A very brief commercial break...
As Catholics, we prepare for Christ's coming by celebrating the season of Advent. During the coming four weeks, we prepare the way for Christ to come into our own lives each and every day not just on Christmas day. For Catholic families, let me suggest five practical ways to prepare for Christ's coming:
1. Place an advent wreath in the center of your dinner table. Each evening before sitting down for dinner, have one member offer a prayer of thanksgiving to God for His presence in the life of your family and light the appropriate candle(s).
2. Use an Advent calendar. Hang an advent calendar on the refrigerator door beginning on December 1st. Each morning, before everyone scatters for the day, have one member of the family open one door and read the scripture verse or describe the biblical scene behind the door. This is a great way for family members to keep focused on the coming of Christ for the rest of the day.
3. Make a Jesse tree. The Jesse tree is the traditional way that Catholics recall Jesus' heritage, coming from the line of King David, the son of Jesse. Have members of the family make a symbol for each day of Advent that marks an important moment in Israel's history (e.g., Noah's ark, Jacob's ladder, Moses' stone tablets, David's harp). Then, each evening before everyone goes to bed, gather the family around the Jesse tree, have the family member explain the symbol, and hang it on the tree.
4. Celebrate the Feast of St. Nicholas on December 6th. One way to "put Christ back into Christmas" is to reclaim the faith-filled life of heroic virtue revealed in the great Christian saint, St. Nicholas of Myra. Besides sharing simple gifts with family members, like placing candy in shoes that have been left outside of the bedroom door, share some time with people who are alone, in the hospital, convalescing, etc.
5. Celebrate God's mercy.

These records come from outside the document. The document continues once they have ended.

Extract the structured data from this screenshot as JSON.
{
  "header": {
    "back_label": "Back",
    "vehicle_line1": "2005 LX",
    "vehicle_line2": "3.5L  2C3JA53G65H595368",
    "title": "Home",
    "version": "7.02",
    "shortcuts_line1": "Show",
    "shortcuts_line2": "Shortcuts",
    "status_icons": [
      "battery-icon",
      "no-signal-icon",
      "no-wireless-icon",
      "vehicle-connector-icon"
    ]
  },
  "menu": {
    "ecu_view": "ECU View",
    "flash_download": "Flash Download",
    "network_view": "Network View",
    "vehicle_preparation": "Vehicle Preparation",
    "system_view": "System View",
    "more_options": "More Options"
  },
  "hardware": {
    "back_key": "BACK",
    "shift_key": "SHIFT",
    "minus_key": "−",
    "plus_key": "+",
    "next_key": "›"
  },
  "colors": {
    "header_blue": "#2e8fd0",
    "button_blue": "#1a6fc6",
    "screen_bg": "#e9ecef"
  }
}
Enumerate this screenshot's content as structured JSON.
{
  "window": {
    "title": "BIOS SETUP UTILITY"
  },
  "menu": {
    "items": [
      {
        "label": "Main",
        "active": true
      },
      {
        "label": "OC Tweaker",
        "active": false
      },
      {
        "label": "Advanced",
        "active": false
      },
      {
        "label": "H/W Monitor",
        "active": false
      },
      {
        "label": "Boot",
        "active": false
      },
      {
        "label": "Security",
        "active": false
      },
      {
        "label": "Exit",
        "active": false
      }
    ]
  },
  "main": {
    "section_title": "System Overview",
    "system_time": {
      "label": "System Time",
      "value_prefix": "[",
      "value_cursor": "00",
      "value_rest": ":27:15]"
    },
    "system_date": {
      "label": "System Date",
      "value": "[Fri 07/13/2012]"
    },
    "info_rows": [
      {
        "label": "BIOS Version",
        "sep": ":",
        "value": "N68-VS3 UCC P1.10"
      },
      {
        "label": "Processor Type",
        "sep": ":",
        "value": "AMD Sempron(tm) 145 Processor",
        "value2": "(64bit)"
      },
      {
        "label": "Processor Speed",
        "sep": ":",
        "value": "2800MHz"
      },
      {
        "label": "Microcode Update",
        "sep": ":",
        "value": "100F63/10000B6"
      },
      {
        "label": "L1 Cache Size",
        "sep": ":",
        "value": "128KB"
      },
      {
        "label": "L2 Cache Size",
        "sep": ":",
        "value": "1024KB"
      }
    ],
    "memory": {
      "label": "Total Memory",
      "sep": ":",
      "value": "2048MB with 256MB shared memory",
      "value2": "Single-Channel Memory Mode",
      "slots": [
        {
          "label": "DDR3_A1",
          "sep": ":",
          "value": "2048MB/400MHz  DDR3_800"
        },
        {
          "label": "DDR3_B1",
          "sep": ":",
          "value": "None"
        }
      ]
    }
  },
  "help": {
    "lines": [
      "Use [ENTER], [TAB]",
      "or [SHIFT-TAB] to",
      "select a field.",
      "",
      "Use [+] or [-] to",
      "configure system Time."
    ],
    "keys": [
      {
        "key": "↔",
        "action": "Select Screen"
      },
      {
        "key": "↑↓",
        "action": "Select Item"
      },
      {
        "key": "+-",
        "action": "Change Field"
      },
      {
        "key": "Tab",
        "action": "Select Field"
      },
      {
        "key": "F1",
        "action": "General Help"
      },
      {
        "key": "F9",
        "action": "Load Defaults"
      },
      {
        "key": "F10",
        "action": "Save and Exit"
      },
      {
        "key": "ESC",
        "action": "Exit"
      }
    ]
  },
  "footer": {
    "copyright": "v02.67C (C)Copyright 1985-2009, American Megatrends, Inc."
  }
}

Advent is a particularly fitting time for every member of the family to welcome the light of God's forgiveness into the dark places of family life. Gather the family together and go to church to celebrate the Sacrament of Penance together. Then, go out for pizza to celebrate God's mercy and a new beginning free from sin.
By participating in these five practical activities to prepare for Christmas day, Catholic families will not only have contemplated their need for God and God's self-revelation through salvation history. In addition, they will have experienced God present and active in their family's life. Then, on Christmas day, when family members greet one another by saying, "Merry Christmas," they all will truly be prepared to celebrate the Mass wherein Christ will strengthen and nourish them with his body and blood to bring Christ to the world.